Procès de Mazan: son corps en usufruit
«Quand j’ai lu l’histoire, j’ai eu du dégoût, même du dégoût d’être un homme. (…) J’espère qu’il y aura de vraies condamnations, de vrais exemples.» Il a 26 ans et il manifestait samedi à Clermont-Ferrand en soutien à Gisèle Pelicot, droguée par son mari puis livrée en pâture, durant des années, à des dizaines de violeurs recrutés sur internet. Quelque 10’000 personnes ont défilé samedi en France à l’occasion du procès hors normes qui s’est ouvert début septembre devant le tribunal d’Avignon. Pour que «la honte change de camp».
Pour Gisèle Pelicot, la honte a déjà changé de camp: c’est tête haute et à visage découvert, refusant le huis clos, qu’elle est apparue au procès de son ex-mari – procès suspendu lundi matin en raison de l’absence du principal accusé. La dignité de cette femme de 71 ans retourne le tabou des violences sexuelles qui conduit trop souvent les victimes à endosser la salissure.
Le caractère monstrueux des agissements de Dominique Pelicot sera peut-être qualifié psychiatriquement. Au vu des premières déclarations, l’implication des 51 accusés comparaissant devant la Cour correctionnelle du Vaucluse ne le sera pas. Si certains ont des antécédents de violence envers les femmes, bien d’autres apparaissent comme de bons pères de famille ou des voisins sans histoire. Ils exercent des métiers «normaux» (pompier, gardien de prison, conseiller municipal), ont des vies «normales». Mais la «normalité» de nos sociétés reste gangrenée par une misogynie profonde, (parfois) inconsciente et brutale. Il y a ceux que la passivité de la victime excite. Il y a ceux qui considèrent ne pas avoir commis de viol, puisque «c’est son mari qui propose». Femme marchandise, femme propriété privée – un fantasme systémique.

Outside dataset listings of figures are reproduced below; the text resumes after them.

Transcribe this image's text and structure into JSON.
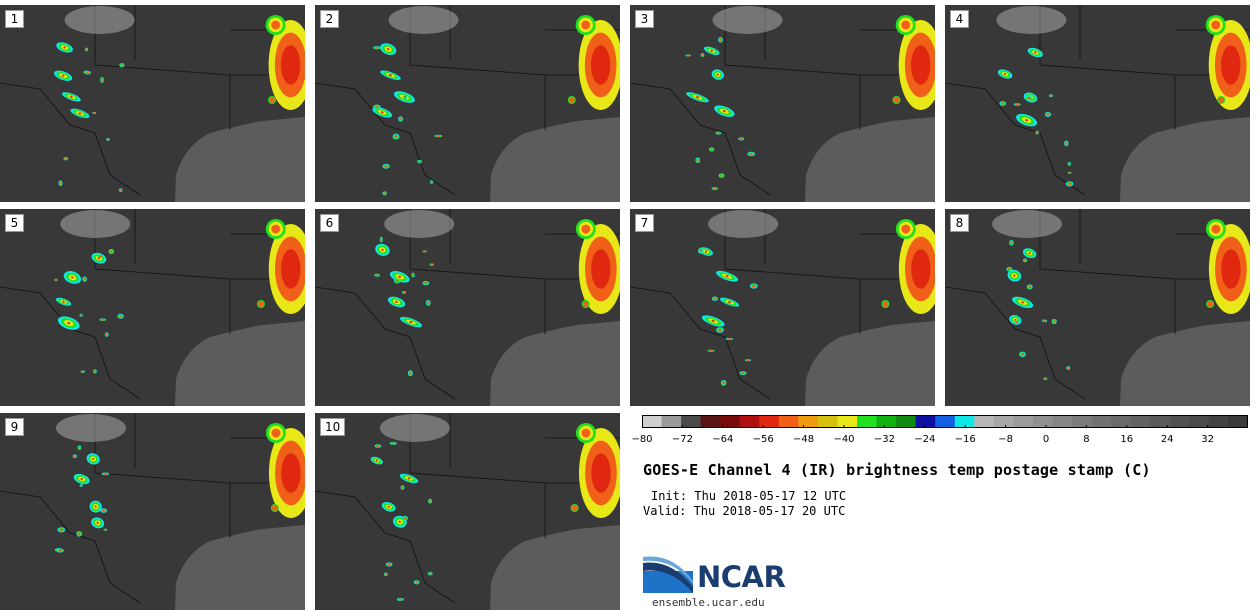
{
  "panels": [
    {
      "label": "1"
    },
    {
      "label": "2"
    },
    {
      "label": "3"
    },
    {
      "label": "4"
    },
    {
      "label": "5"
    },
    {
      "label": "6"
    },
    {
      "label": "7"
    },
    {
      "label": "8"
    },
    {
      "label": "9"
    },
    {
      "label": "10"
    }
  ],
  "colorbar": {
    "colors": [
      "#cfcfcf",
      "#9a9a9a",
      "#4a4a4a",
      "#5a1414",
      "#7a0a0a",
      "#b01010",
      "#e02810",
      "#f06018",
      "#f09a10",
      "#d8c010",
      "#e8e818",
      "#20e020",
      "#10b010",
      "#108a10",
      "#1010a0",
      "#1060e0",
      "#10e8e8",
      "#b8b8b8",
      "#a8a8a8",
      "#9c9c9c",
      "#909090",
      "#868686",
      "#7c7c7c",
      "#727272",
      "#6a6a6a",
      "#626262",
      "#5a5a5a",
      "#525252",
      "#4a4a4a",
      "#424242",
      "#3a3a3a"
    ],
    "ticks": [
      "−80",
      "−72",
      "−64",
      "−56",
      "−48",
      "−40",
      "−32",
      "−24",
      "−16",
      "−8",
      "0",
      "8",
      "16",
      "24",
      "32"
    ],
    "tick_values": [
      -80,
      -72,
      -64,
      -56,
      -48,
      -40,
      -32,
      -24,
      -16,
      -8,
      0,
      8,
      16,
      24,
      32
    ],
    "min": -80,
    "max": 40
  },
  "title": "GOES-E Channel 4 (IR) brightness temp postage stamp (C)",
  "init": "Init: Thu 2018-05-17 12 UTC",
  "valid": "Valid: Thu 2018-05-17 20 UTC",
  "logo": {
    "text": "NCAR",
    "url": "ensemble.ucar.edu",
    "brand_color": "#1a3c6e"
  }
}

Ce procès, qui bouleverse très largement, raconte crûment comment le droit d’appropriation et de domination du corps des femmes cimente la culture du viol et reste profondément ancré dans notre civilisation – si ce mot a encore un sens. Outre des condamnations, les militantes féministes espèrent franchir une nouvelle étape dans la reconnaissance de la réalité du viol: non, les violeurs ne sont pas des monstres ou des marginaux, ils sont comme «tout le monde». L’actrice Adèle Haenel l’exprimait en 2019 sur le plateau de Mediapart: «Les monstres, ça n’existe pas. C’est notre société. C’est nous, nos amis, nos pères, c’est ça qu’on doit regarder. On n’est pas là pour les éliminer, on est là pour les faire changer. Mais il faut passer par un moment où ils se regardent, où on se regarde.»